Food Delivery Robots Are Sending Camera Footage to the Police

According to research by the online magazine 404 Media, videos captured by small delivery robots in Los Angeles can easily end up with the local police.

According to the magazine, in one specific occasion, the operator Serve Robotics voluntarily handed over camera evidence to the authorities in order to aid in the investigation of an attempted theft of one of these robots. The head of communications from Serve Robotics on July the 10th, 2023, sent the footage voluntary taken by the robot to the Los Angeles Police Department.

According to the report, these little devices are already widespread on the streets of the West Coast metropolis, constantly capturing their surrounds as they work. As a result, this is yet another sort of surveillance. Serve Robotics – which robots do serve food for Uber Eats for example – has stated that the recordings are removed on a regular basis, however there is no information on how long they are stored before being deleted.
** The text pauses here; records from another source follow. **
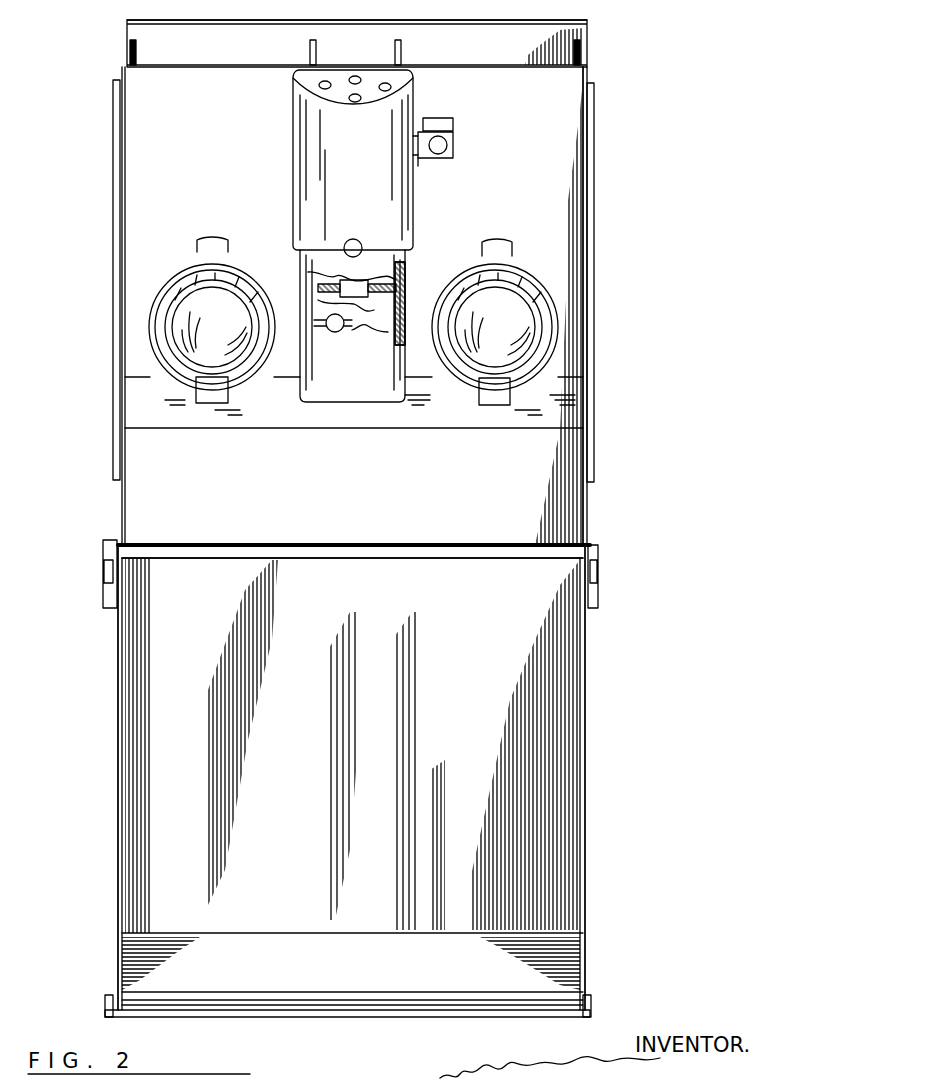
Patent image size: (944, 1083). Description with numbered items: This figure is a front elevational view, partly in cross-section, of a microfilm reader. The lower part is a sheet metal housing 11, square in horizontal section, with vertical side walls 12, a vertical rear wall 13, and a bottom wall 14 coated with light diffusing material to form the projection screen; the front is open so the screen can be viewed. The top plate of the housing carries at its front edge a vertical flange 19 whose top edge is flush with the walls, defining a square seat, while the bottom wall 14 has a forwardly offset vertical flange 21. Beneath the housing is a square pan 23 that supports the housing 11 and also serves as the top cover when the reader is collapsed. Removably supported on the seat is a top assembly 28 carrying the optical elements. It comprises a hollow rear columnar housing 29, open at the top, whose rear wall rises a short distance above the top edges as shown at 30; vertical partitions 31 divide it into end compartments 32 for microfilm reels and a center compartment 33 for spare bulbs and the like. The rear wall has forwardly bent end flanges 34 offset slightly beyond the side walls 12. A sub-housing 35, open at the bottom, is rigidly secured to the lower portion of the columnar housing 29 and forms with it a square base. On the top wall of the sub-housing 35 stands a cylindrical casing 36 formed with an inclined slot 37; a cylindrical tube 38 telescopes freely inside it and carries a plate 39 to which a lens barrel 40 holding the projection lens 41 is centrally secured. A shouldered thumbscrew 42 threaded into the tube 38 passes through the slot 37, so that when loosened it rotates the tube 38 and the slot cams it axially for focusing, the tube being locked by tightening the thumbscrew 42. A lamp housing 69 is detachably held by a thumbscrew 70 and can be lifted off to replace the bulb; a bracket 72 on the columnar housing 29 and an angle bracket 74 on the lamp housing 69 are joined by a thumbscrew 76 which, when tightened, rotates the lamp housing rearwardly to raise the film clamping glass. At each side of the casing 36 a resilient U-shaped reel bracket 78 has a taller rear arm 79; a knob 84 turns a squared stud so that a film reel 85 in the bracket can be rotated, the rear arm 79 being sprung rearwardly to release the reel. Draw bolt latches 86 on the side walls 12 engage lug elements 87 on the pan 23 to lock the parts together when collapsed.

The housing 11 is at (597, 852).
The side walls 12 is at (110, 710).
The rear wall 13 is at (140, 772).
The bottom wall 14 is at (170, 968).
The vertical flange 19 is at (376, 554).
The vertical flange 21 is at (442, 1000).
The square pan 23 is at (414, 1022).
The top assembly 28 is at (610, 236).
The rear columnar housing 29 is at (570, 127).
The top end of rear wall 30 is at (588, 35).
The vertical partitions 31 is at (393, 47).
The end compartments 32 is at (153, 48).
The center compartment 33 is at (373, 26).
The vertical end flanges 34 is at (119, 228).
The sub-housing 35 is at (580, 430).
The cylindrical casing 36 is at (300, 328).
The inclined slot 37 is at (350, 334).
The cylindrical tube 38 is at (404, 298).
The plate 39 is at (402, 272).
The lens barrel 40 is at (340, 288).
The projection lens 41 is at (344, 284).
The shouldered thumbscrew 42 is at (334, 330).
The lamp housing 69 is at (398, 208).
The thumbscrew 70 is at (356, 244).
The bracket 72 is at (440, 120).
The angle bracket 74 is at (425, 160).
The thumbscrew 76 is at (445, 148).
The reel bracket 78 is at (228, 394).
The rear arm 79 is at (218, 244).
The knob 84 is at (195, 352).
The film reel 85 is at (173, 266).
The latches 86 is at (94, 592).
The lug elements 87 is at (100, 1004).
Passers-by are not covered by data protection laws

The exact example, which 404 Media learned about through a freedom of information request, happened in the spring of this year.
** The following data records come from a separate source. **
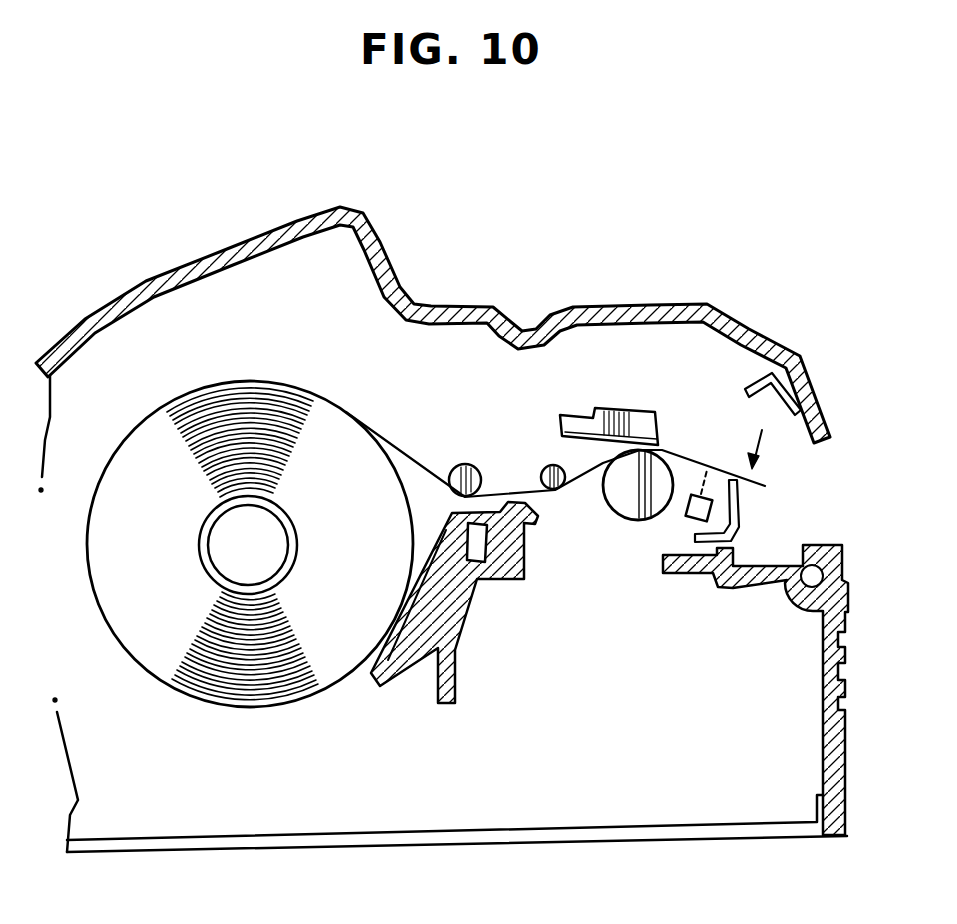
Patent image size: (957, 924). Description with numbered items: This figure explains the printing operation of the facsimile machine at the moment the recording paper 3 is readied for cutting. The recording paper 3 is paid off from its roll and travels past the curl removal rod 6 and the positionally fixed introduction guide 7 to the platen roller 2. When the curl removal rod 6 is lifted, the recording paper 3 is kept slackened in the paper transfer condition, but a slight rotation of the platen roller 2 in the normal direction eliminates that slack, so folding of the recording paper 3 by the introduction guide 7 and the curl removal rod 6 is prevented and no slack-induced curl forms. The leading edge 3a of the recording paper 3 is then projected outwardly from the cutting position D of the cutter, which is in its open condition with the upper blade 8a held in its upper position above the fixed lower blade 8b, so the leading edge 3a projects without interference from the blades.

The platen/transfer roller 2 is at (627, 520).
The recording paper 3 is at (413, 462).
The leading edge of the recording paper 3a is at (322, 392).
The curl removal rod 6 is at (553, 465).
The introduction guide 7 is at (513, 585).
The upper blade 8a is at (760, 381).
The lower blade 8b is at (745, 518).
The cutting position D is at (746, 437).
According to the CEO of Serve Robotics, this was the first time someone attempted to take a robot in broad daylight. He has since tweeted the video recordings made by the delivery robot. Two guys are seen in the video attempting to lift the device onto a delivery van, which then drives away. The two were apprehended minutes later and eventually convicted. Even before the police sought it, the firm delivered the video to them through email. Further communications revealed that the corporation sought to collaborate more closely with the police.

Overall, the incident demonstrates how, with these small robots, another monitoring technology has made its way onto the streets of the United States. According to the study, Serve Robotics and other rivals’ devices have been on the streets of Los Angeles for some time – and they frequently obstruct traffic. While the corporation claims that the devices “mostly navigate autonomously,” they are frequently directed remotely.

Meanwhile, the privacy statement is primarily concerned with the consumers to whom deliveries are made. It makes no mention of the pedestrians and bystanders who are being filmed by the gadgets.